As is usually the case when disaster strikes, we saw inspiring tales of citizens helping each other out in a tough situation. Even the national nightmare that was the never-ending 2012 presidential campaign was put on hold as adversaries put politics on hold in order to help those impacted by the storm.

But what really stood out was the performance of the brave men and women of public safety. Not only did first responders have to make sure their own families were safe, they then had to put on the uniform and go to work saving others.

Despite submerged cars, huge power outages, transformer explosions and just about everything else, law enforcement officers somehow managed to get the job done. Families trapped in the attics of their residences were brought to safety. People who lost everything were secured food and shelter.

Even beloved family pets that might have washed away by the floodwaters were rescued and reunited with their owners.

Not everyone made it, including NYPD Officer Artur Kasprzak — a six-year veteran of the NYPD. He managed to get six family members to safety before he was tragically lost to the storm.

It’s during these kinds of disasters when the general public sees the vast majority of cops for what they really are— selfless public servants dedicated to serving and protecting their communities come hell, or in this case, high water.

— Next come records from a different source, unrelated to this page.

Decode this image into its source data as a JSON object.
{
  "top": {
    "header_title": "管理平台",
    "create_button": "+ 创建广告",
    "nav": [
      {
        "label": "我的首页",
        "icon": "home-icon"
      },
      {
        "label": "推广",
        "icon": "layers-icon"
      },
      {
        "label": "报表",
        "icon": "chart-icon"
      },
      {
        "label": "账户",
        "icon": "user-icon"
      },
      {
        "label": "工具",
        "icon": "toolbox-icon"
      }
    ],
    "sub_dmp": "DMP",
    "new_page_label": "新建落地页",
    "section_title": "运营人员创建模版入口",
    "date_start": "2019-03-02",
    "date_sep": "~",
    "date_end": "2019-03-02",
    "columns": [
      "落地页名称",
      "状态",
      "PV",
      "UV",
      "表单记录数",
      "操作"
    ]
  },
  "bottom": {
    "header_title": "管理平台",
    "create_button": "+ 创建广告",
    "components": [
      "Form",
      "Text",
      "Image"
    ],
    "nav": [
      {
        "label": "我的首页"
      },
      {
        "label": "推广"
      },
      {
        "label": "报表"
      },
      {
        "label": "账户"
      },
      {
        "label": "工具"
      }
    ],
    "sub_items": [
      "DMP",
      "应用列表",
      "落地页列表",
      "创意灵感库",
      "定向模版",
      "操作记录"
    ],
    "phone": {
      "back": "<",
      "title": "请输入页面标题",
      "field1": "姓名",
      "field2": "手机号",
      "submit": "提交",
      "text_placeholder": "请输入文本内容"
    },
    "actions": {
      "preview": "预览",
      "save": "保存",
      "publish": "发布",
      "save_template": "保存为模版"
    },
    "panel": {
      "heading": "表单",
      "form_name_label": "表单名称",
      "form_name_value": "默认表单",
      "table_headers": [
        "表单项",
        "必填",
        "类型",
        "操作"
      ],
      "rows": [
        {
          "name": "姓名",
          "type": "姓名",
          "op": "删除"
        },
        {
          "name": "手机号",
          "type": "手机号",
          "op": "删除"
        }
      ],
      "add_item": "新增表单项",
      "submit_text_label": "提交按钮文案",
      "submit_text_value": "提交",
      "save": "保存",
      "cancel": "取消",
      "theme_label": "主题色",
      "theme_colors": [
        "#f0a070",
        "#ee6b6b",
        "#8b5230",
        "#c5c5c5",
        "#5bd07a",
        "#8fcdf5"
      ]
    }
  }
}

It’s one of the rare times when the public is more likely to see a photo of a police officer hauling a wounded dog out of a sewer than a misleading or selectively edited use-of-force video on YouTube.

Some people have said, “there’s never a cop around when you need one.” But that tired cliché couldn’t be further from the truth.

When disaster strikes people desperately need the police for a variety of reasons. And 999 times out of 1,000 police respond quickly, compassionately and professionally.

That last part’s important. There are lots of folks these days that quite frankly don’t think cops are necessary. These are the people who talk about fiscal cliffs, pensions and unfunded liabilities. Cash strapped cities all over the country are laying off cops and in many areas, replacing them with untrained, unarmed civilian volunteers.

These people will say that there’s nothing particularly heroic or complicated about what public safety professionals do and that the climbing cost of policing is unsustainable.

Some buy that proposition and some don’t. But one thing’s for sure — when disaster strikes police officers can make the difference between life and death for residents and citizens. For a lot of us that seems like the kind of insurance that’s well worth paying for.

No one’s slamming security guards, civilian police volunteers or anyone else that isn’t a certified peace officer. But the kind of commitment and dedication that real cops show time and time again when Mother Nature freaks out is not something you can teach.

The kind of person that immediately starts thinking of others when disaster strikes is a special breed.

Some call them heroes. Others call them cops. But whatever people call them they sure come through in the clutch. It seems like that’s the kind of thing that’s worth preserving and protecting.